Using the approach and skills he deployed to such successful effect on the relationship between mind and body in the prize-winning ‘The Sickening Mind’, likeable British popular science author Paul Martin here tackles the science of that most mysterious, elusive and alluring of human activities, sleeping, and draws on both cutting-edge neuroscience and classic literature to do so.
We spend one third of our lives asleep, but know hardly anything about it, and can remember so little of it as we come out of it. Why?
Are dreams the place we go to resolve our problems, emasculate our fears and rehearse our hopes? Why are we paralysed when we dream? Why did sleep evolve?

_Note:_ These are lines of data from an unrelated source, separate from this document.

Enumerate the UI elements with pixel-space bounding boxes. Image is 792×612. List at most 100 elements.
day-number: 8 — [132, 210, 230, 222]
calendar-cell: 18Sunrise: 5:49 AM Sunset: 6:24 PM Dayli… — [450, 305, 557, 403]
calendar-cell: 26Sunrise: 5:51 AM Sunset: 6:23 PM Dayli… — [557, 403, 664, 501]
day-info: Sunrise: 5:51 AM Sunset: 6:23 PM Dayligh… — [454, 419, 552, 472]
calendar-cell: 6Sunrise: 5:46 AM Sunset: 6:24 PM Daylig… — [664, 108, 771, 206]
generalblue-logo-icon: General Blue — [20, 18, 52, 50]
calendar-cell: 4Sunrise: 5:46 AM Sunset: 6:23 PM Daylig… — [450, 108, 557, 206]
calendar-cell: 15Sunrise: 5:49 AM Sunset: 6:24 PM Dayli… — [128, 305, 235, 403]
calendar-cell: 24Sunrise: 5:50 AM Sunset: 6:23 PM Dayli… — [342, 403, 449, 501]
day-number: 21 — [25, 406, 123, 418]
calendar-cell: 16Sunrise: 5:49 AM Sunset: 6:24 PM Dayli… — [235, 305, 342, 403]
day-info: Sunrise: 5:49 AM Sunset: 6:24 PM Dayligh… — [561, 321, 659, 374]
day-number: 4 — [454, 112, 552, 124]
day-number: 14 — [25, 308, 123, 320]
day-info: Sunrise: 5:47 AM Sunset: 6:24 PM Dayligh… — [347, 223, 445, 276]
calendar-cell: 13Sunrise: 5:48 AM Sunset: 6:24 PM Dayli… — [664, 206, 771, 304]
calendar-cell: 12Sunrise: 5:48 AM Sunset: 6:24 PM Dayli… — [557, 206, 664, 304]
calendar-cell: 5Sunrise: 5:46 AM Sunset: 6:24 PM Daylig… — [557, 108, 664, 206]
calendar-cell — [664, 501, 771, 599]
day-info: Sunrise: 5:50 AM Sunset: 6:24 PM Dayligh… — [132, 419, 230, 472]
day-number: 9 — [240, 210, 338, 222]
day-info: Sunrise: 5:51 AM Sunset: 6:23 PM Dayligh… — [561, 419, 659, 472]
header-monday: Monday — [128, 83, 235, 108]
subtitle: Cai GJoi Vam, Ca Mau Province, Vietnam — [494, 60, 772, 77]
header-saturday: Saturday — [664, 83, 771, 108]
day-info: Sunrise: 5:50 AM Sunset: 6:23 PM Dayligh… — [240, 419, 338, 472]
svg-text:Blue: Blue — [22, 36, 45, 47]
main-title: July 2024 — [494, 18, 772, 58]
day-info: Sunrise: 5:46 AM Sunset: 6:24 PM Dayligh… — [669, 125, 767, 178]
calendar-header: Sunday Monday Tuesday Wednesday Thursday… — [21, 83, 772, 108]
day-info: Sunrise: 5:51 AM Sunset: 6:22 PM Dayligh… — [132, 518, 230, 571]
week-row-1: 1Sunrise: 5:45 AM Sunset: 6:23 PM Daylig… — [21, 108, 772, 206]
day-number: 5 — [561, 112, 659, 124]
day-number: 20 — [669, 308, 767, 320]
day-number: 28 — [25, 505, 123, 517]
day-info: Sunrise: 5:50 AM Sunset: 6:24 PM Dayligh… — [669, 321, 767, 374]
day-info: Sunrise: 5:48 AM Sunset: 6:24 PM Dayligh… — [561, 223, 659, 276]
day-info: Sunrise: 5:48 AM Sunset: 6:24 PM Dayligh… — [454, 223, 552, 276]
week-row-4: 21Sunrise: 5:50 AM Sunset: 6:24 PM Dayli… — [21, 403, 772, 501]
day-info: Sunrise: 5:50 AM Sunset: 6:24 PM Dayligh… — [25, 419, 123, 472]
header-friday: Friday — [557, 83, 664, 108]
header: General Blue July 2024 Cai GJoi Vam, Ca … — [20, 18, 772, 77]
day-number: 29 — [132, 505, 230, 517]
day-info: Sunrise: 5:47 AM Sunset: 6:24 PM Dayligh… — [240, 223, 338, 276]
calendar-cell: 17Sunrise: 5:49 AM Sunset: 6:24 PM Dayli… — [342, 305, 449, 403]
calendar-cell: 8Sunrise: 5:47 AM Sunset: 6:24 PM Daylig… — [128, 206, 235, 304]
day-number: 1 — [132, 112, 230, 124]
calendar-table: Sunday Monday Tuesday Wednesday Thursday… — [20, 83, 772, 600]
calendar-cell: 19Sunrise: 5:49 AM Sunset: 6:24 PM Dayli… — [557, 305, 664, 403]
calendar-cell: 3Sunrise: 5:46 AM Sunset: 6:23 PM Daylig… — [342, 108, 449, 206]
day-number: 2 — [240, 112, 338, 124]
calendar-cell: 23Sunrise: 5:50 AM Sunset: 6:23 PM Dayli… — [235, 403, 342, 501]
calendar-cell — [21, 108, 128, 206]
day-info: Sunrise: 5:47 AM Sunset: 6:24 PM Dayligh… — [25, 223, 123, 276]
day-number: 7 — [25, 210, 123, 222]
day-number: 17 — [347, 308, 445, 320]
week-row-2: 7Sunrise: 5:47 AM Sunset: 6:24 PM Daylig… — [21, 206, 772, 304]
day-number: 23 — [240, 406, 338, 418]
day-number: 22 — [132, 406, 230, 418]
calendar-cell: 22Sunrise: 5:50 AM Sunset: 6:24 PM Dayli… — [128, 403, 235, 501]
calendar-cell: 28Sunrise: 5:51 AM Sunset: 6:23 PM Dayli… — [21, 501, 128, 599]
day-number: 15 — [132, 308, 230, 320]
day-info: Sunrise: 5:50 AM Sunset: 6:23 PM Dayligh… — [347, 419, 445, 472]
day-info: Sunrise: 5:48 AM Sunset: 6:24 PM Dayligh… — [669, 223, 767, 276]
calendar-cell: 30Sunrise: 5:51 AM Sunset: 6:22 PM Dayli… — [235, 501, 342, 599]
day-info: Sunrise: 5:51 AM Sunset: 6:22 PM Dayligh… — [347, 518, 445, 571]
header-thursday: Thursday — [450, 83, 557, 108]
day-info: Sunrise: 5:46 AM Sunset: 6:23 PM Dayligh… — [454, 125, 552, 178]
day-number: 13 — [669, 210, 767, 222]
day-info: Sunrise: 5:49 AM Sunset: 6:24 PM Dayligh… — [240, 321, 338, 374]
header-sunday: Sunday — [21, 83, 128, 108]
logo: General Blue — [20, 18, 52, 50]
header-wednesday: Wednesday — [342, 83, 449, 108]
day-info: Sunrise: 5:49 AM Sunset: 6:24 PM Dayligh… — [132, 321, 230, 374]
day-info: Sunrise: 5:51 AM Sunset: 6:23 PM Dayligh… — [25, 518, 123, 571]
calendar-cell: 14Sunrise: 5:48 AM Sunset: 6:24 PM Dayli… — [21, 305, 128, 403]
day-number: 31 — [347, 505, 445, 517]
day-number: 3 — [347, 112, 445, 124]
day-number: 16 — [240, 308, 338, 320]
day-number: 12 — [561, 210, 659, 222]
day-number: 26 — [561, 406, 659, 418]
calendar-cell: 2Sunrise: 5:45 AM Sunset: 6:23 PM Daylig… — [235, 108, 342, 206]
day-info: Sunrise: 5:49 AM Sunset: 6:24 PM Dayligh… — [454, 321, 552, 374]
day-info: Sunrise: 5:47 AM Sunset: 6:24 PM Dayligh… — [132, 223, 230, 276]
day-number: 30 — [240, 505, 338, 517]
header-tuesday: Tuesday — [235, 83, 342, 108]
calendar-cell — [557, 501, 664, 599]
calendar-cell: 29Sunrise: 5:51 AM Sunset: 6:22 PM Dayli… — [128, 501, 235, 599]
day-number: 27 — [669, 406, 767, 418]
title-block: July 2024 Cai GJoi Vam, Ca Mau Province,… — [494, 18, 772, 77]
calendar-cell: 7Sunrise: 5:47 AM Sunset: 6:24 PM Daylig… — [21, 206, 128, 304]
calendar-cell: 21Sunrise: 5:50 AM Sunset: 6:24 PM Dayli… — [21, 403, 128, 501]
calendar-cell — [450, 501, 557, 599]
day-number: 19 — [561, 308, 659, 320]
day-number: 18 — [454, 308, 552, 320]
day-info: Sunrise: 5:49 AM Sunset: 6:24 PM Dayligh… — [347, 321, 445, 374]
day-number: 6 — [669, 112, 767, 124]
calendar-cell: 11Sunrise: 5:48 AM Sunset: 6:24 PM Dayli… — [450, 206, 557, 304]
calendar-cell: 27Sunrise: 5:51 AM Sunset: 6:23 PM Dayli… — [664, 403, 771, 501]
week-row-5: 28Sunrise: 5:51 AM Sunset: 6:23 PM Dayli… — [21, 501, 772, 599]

And is anybody getting enough sleep?
About the author
Paul Martin studied biology at Cambridge, acquiring a First in Natural Sciences and a PhD in behavioural biology. He went to Stanford as a Harkness Fellow and then to the School of Medicine as Postdoctoral Fellow, before lecturing and researching at Cambridge University. He is the co-author with Pat Bateson of Measuring Behaviour and Design for a Life. His first solo book was The Sickening Mind, which was shortlisted for the NCR Prize in 1997.
PUBLISHERS WEEKLY
Scientist Martin (The Healing Mind) is on a mission to cure our "sleep-sick society" and convince us, for our own good, to start taking sleep more seriously. Pithy, wry and earthily humorous, this book is Martin's manifesto for a healthier society. He systematically critiques how our culture encourages us to skimp on sleep (usually so that we can work longer hours), and he rues the bad example of our befuddled, jet-lagged politicians. Applying scientific fact, theory and experiment, Martin demonstrates the similarity between sleeplessness and drunkenness; the links between the hours modern schoolchildren keep and ADHD; the role of sleeplessness in man-made disasters; and how sleeplessness and night shift work can contribute to serious illness. Martin highlights extreme abuses of sleep deprivation in torture and in warfare, while also celebrating sleep's creative power, telling of musicians who have woken up humming melodies and the scientists who benefited from the problem-solving qualities of deep REM sleep. When he discusses dreaming, Martin touches on the habits and beliefs of traditional societies as revealed by anthropologists, and neatly debunks Freud's interpretation of all dream imagery as sexual. A writer fully in command of his subject and his style, Martin reveals just how deeply and madly we pay for our collective indifference to the value of so simple a pleasure as a good night's sleep.